3D Printing: Asking the Environmental Question

Though 3D printing is winning attention among designers and manufacturers alike, you have to wonder what the environmental implications might be.

Hold on. I know what you're going to say. The buzz around 3D printing points to all sorts of “Oh, happy day” scenarios.

(Source: MakerBot)

(Source: MakerBot)

As IBM said in a Global Business Services report last summer, 3D or additive manufacturing is likely to reduce material waste, lower transportation costs, and pave the way for a trifold win for the electronics industry: more efficient design, lighter products, and shorter product design cycles.

All these things seem great, and when the case is proven out, 3D printing will change the way design houses, OEMs, and supply chain professionals think and act. However, let's not ignore some of the peskier aspects of 3D-related engineering, prototyping, supply chain, logistics, and production activities. When you really dig into the question of 3D printing, a few things stand out, particularly when it comes to the near-term environmental impact.

“Not all printable materials are bio-degradable,” IBM says in the report. It has been widely reported that 3D printers and related products depend on plastic filaments, much of which is wasted during the printing process and will end up piling up in landfills globally.

However, IBM says this will change in the near future. “While not all materials can be 3D printed, about 30 industrial plastics, resins, metals and bio-materials are supported today, with conductive, dielectric materials and green polymers expected to be printable in ten years.”

Further, 3D printers don't have small carbon footprints. The University of California, Berkeley, reported last month on a study by Jeremy Faludi, a sustainable design strategist and mechanical engineering Ph.D. candidate. Faludi found that 3D printers “can exert impacts on the environment comparable to — or greater than — those of standard manufacturing. It all depends on what you're making and the kind of printer you're using to make it.”

These devices also use more power than traditional machines, and the printing processes don't get a perfect thumbs up on the green-friendly scale, either. As Fast Company reported in January, it takes a lot of energy to keep the printers running and the plastic materials melted. “For a design shop that keeps 3-D printers running throughout the day, each piece printed out has a big carbon footprint.”

At the end of the day, the potential upside of 3D printing will probably beat down these possible annoyances.

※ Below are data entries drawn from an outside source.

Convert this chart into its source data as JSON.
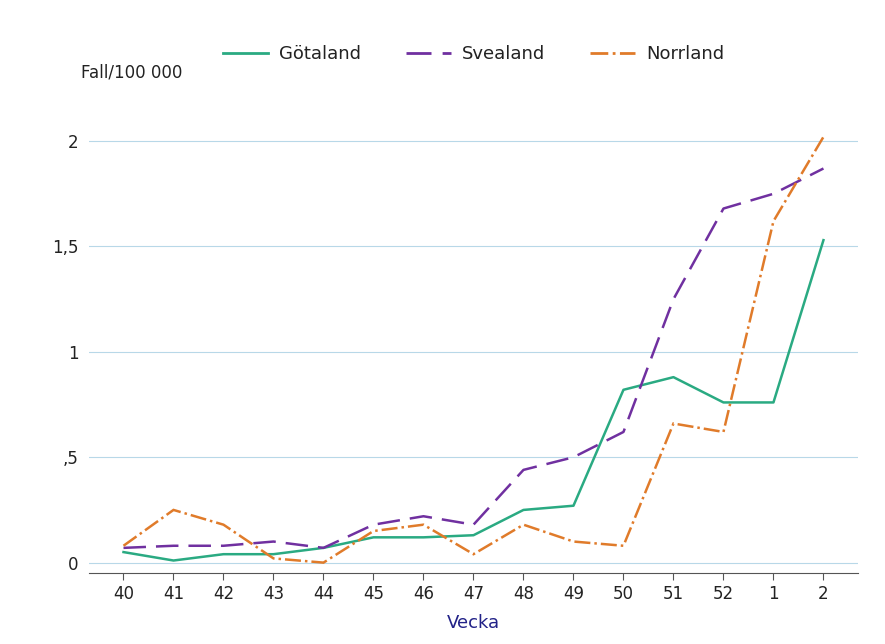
{
  "x_labels": [
    "40",
    "41",
    "42",
    "43",
    "44",
    "45",
    "46",
    "47",
    "48",
    "49",
    "50",
    "51",
    "52",
    "1",
    "2"
  ],
  "x_positions": [
    40,
    41,
    42,
    43,
    44,
    45,
    46,
    47,
    48,
    49,
    50,
    51,
    52,
    53,
    54
  ],
  "gotaland": [
    0.05,
    0.01,
    0.04,
    0.04,
    0.07,
    0.12,
    0.12,
    0.13,
    0.25,
    0.27,
    0.82,
    0.88,
    0.76,
    0.76,
    1.53
  ],
  "svealand": [
    0.07,
    0.08,
    0.08,
    0.1,
    0.07,
    0.18,
    0.22,
    0.18,
    0.44,
    0.5,
    0.62,
    1.25,
    1.68,
    1.75,
    1.87
  ],
  "norrland": [
    0.08,
    0.25,
    0.18,
    0.02,
    0.0,
    0.15,
    0.18,
    0.04,
    0.18,
    0.1,
    0.08,
    0.66,
    0.62,
    1.62,
    2.02
  ],
  "gotaland_color": "#2aaa82",
  "svealand_color": "#7030a0",
  "norrland_color": "#e07b2a",
  "ylabel": "Fall/100 000",
  "xlabel": "Vecka",
  "ylim": [
    -0.05,
    2.15
  ],
  "yticks": [
    0,
    0.5,
    1.0,
    1.5,
    2.0
  ],
  "ytick_labels": [
    "0",
    ",5",
    "1",
    "1,5",
    "2"
  ],
  "background_color": "#ffffff",
  "grid_color": "#b8d8e8",
  "legend_labels": [
    "Götaland",
    "Svealand",
    "Norrland"
  ]
}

But let's not be naïve and say it comes without a price. Somewhere down the road, someone — whether it's from a green consumer or the head of corporate social responsibility — will ask about the 3D vs. standard manufacturing tradeoffs. And someone in the supply chain will have to answer the question. What will your response be?

9 comments on “3D Printing: Asking the Environmental Question

  1. Hailey Lynne McKeefry
    April 21, 2014

    This reminds me that so much of what we do has broader reaching implications than we first consider. Does anybody know of a green calculator that let's you weigh the various factors to figure out what's overall best for the world?

  2. SunitaT
    April 22, 2014

    Every company, before launching a new product has to do an Environmental Impact Assessment of their product and forward it to the Environmental Agency concerned. Unless the design of the product doesn't have a green “go” from the Environment Board, the product cannot be launched into the market. Same is with 3D printers. Companies making the printers have to find out better ways to making 3D printing possible without creating environmental hazards.

  3. SunitaT
    April 22, 2014

    @Rich: If not that person concerned, then someone else with enough power and influence. Environmental Impacts have to be dealt with, and without a proper group of educated people culturing with various products and their environmental impacts, such deductions cannot be made easily.

  4. SunitaT
    April 22, 2014

    @Rich: 3D printing is amazing. You never know future food products may be 3D printed, and costs of production may go down.

  5. prabhakar_deosthali
    April 22, 2014

    What if the consummables used in the 3D printer is the plastic waste itself?


    At one of the local trade shows here in India , I saw a company  whcih prepares the plastic conummable wire required for 3D printing from the plastic waste.


    They showed the demo where the plastic waste was being converted to the suitable wire to be used in 3D printing.


    I think nothing can be greener than this

  6. Hailey Lynne McKeefry
    April 22, 2014

    @Rich, it's not an easy calculation for sure. The other gating factor is that it has to be done every single time… and that can be exhausting. There's no single right answer that can be arrived at and used on an ongoing basis.

  7. Hailey Lynne McKeefry
    April 22, 2014

    @Prabhakar, this sounds like a  promising approach.. . Reuse is always a great option. Do you remember which printer maker it was?

  8. Eldredge
    April 22, 2014

    @tirlapur – 3D printing of food products has already been done. I've seen it on several episodes of Star Trek.  🙂

  9. Eldredge
    April 22, 2014

    @prabhakar – that's a good point. If #d printing can use recycled material, that should gain some favor.